I began walking from Genevilla soon after 8.30 this morning, leaving Pam and Julie behind as they had decided to give the mountain a miss. Instead they caught a lift with Guy (pronounced Gee), our host for last night. The plan was that he would drop them at the village of Kripán, from where they would walk the last 11.5 kms. I planned, and did, walk the 27 kms. The only thing is that we all got lost, and consequently I walked just over 29kms!
Sue and Jeremy heading into Cabredo. It was soon after this that we started climbing the mountain.
The view from the the top looking back towards where we stayed.
The path after leaving Lapoblación skirts around the bottom of the mountains, more or less following the contours.

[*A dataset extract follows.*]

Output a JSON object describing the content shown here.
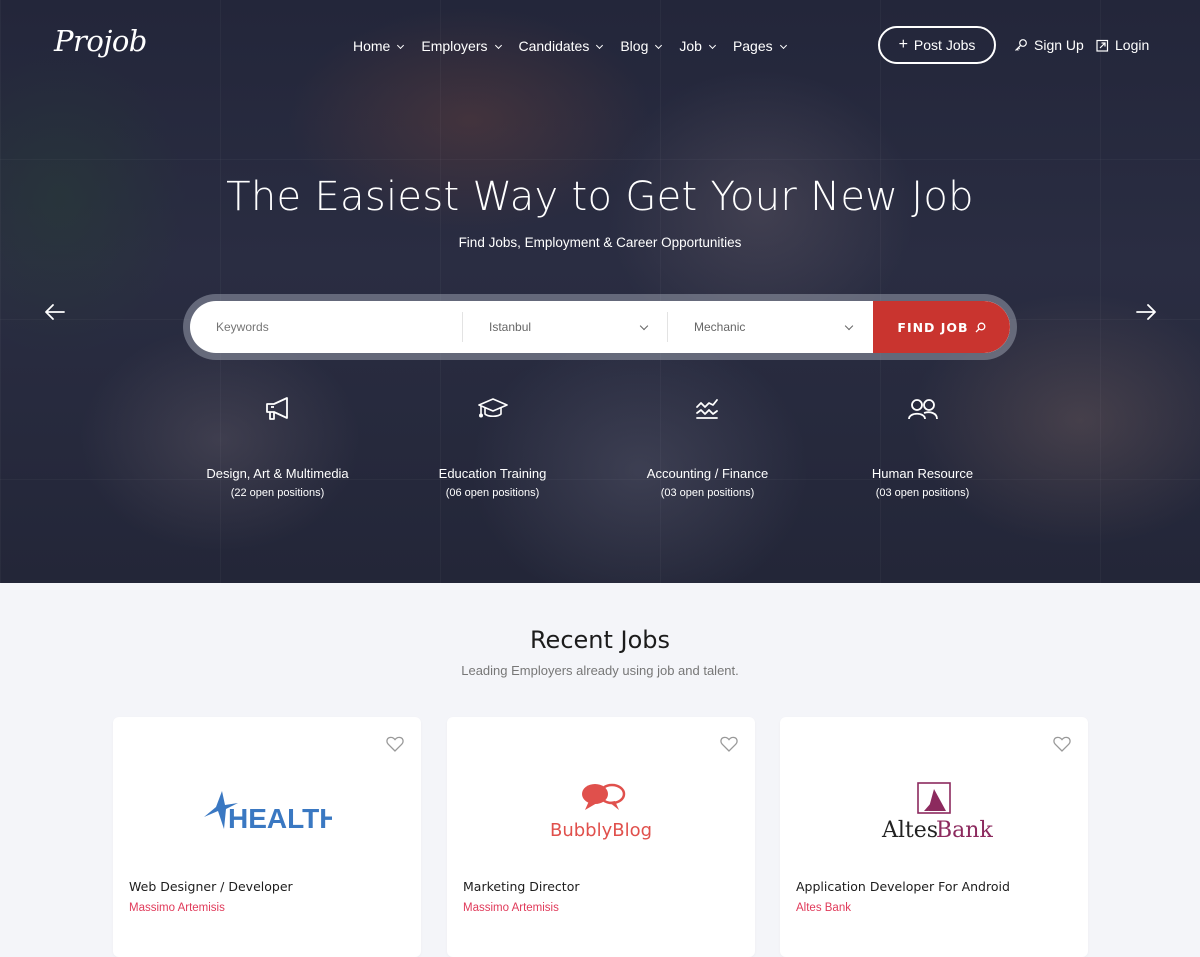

Looking across to the hot dusty road along which we trudged, and to the view beyond.
Again, looking back, this time from Laguardia to the distant village that had been a lunch stop
Sue & Jeremy exploring the village of Kripán. It was soon after this that I got lost, as did Phillippe, and Pam & Julie!
Somehow I got ahead of Sue & Jeremy and didn't get a chance to thank them for sharing my day. I hope they read this and know how grateful I was.
Climbing the mountain during the overcast morning was easy compared to the afternoon of walking on an undulating dirt road in the blazing sun. By the time I walked into Laguardia I had abandoned any thoughts of walking on to Fuenmayor and after having some refreshments I organised to catch a taxi the 15 kms there, which Pam and Julie had done a few hours earlier.
There were a couple of treats today. One was seeing the red peppers (or maybe chilli's) hanging from windows to dry in the sun. The other was seeing a couple of flocks of sheep in the fields, and in particular having to wait for one to pass by as it was being led by the shepherd onto the fields. This is one of my favourite sights in Spain but I have never actually had to negotiate the flock as I had to today.
Chilli's hanging from a first floor window and drying in the sun.
The shepherd leading his flock, on the outskirts of Meano.
The flock not only had sheep but a good sprinkling of goats, numerous dogs, and three mules.
Laguardia is a lovely town - very old and on top of a mesa, a flat topped hill of which there are a number in this region. This has been the last day of walking in the Pyrenees. Now we are in Navarra and the scenery is predominantly vineyards (and bodegas - the wineries). Tomorrow we continue in wine territory - though there is only one of the three of us who partakes!
We by-passed the village of Meano, cutting across the upper side of it. This meant we looked down on the roofs!